Безродный забрал у меня страницу, Эдисон попытался отобрать ее, но вмешался Синатра. Я спокойно поднял руку:
— Все по очереди.
Со священным ужасом они изучали рисунок, и их восхищение было подобно тому, что испытывает человек, глядя на землетрясение. Я долго тренировался в хладнокровии: до посинения пялился на картинку накануне, чтобы привыкнуть, еще не осознавая, что к подобному не привыкнешь никогда.
— Если примете меня и Момо в Дозор, картинка ваша. То есть наша. Иначе…
— Иначе что?
— В одиночку хранить такое слишком рискованно. Аббат может найти. Я сожгу ее.
Все четверо побледнели.
— Ты не посмеешь, — сказал Синатра.
— Да ну? Тогда для начала я ее порву.
Я взял страницу двумя пальцами, поднял и…
— Прекрати! — закричал Проныра. — Хорошо, хорошо. Тебя примем, но не идиота.
— Его зовут Момо. Еще раз назовешь его идиотом, и я тебе башку проломлю.
Проныра учуял, что я говорил серьезно. Момо улыбнулся. Момо всегда улыбался.
— Хорошо, не кипятись. Я голосую за. Парни?
— Я тоже, — сказал Эдисон.
Безродный торжественно кивнул. Только Синатра таращился на меня с недоверием.
— А откуда нам знать, что он не пытается нас подставить? Что все это не план Сенака следить за нами?
— Если бы Сенак знал, что мы тут, он бы выдумал что-нибудь пострашнее слежки.
— Ну как знаете, — сказал Синатра. — Только если он окажется предателем, не говорите, что я не предупреждал.
— Получается, четыре голоса за.
Проныра протянул руку мне и, немного поколебавшись, Момо.

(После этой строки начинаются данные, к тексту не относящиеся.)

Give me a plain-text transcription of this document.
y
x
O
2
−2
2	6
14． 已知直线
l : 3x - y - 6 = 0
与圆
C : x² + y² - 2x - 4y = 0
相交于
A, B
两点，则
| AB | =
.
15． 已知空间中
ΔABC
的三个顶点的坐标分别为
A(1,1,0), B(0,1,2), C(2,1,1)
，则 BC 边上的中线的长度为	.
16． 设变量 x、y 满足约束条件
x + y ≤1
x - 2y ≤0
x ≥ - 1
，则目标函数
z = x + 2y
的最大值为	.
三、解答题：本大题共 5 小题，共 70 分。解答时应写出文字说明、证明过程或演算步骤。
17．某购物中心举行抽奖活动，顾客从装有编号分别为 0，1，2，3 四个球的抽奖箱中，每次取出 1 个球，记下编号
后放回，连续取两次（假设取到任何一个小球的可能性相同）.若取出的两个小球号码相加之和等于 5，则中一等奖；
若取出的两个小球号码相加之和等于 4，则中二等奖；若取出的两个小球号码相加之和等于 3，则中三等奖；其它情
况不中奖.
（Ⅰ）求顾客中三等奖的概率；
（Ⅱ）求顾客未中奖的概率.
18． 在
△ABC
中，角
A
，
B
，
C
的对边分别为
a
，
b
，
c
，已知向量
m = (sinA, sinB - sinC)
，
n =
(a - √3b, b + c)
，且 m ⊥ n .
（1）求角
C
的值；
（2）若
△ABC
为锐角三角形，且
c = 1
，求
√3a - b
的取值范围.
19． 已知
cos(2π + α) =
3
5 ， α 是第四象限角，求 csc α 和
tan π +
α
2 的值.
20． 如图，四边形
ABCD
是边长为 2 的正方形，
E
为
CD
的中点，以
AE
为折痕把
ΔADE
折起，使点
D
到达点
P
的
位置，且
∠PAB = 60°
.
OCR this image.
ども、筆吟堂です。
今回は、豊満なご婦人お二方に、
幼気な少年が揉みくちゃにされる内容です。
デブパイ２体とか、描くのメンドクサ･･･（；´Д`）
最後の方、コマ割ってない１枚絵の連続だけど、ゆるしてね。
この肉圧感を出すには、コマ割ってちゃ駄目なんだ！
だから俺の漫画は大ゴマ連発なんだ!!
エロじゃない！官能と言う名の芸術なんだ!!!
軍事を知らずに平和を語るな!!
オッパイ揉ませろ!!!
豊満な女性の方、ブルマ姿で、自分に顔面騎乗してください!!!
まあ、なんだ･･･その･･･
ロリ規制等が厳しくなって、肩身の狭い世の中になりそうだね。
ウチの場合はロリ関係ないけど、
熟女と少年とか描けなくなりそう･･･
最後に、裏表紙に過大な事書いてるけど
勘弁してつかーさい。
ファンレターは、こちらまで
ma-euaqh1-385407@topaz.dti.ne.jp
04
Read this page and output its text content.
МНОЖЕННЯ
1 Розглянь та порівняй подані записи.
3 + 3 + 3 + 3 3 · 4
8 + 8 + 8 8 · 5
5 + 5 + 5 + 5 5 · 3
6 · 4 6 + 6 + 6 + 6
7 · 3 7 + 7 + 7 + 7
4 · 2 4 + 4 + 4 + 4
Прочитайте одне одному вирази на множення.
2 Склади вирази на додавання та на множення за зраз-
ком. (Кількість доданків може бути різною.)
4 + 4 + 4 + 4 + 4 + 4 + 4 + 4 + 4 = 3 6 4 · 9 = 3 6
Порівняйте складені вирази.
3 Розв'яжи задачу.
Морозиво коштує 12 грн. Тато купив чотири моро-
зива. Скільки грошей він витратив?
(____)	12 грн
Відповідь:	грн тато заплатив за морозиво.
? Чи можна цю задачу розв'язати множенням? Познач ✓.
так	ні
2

— Добро пожаловать в Дозор.
Часто я задаюсь вопросом: а если бы я вправду разорвал страницу? Конечно же, я бы этого не сделал, но не по тем причинам, о которых вы думаете, хотя кровь бурлит в том возрасте. Я размышлял о женщине-натурщице. Наверняка было нелегко выставить себя с такой стороны и отдаться всем. Требовалась храбрость. Пока мы любовались ею, эта женщина где-то жила, хлопотала по дому в халате, варила кофе. Может, она уже состарилась, а рисунок был сделан давно? Может, она тоже смотрела в энциклопедию на свою молодую вульву и грустно вздыхала. Вот почему я бы не разорвал страницу: мне хотелось выказать уважение этой героине.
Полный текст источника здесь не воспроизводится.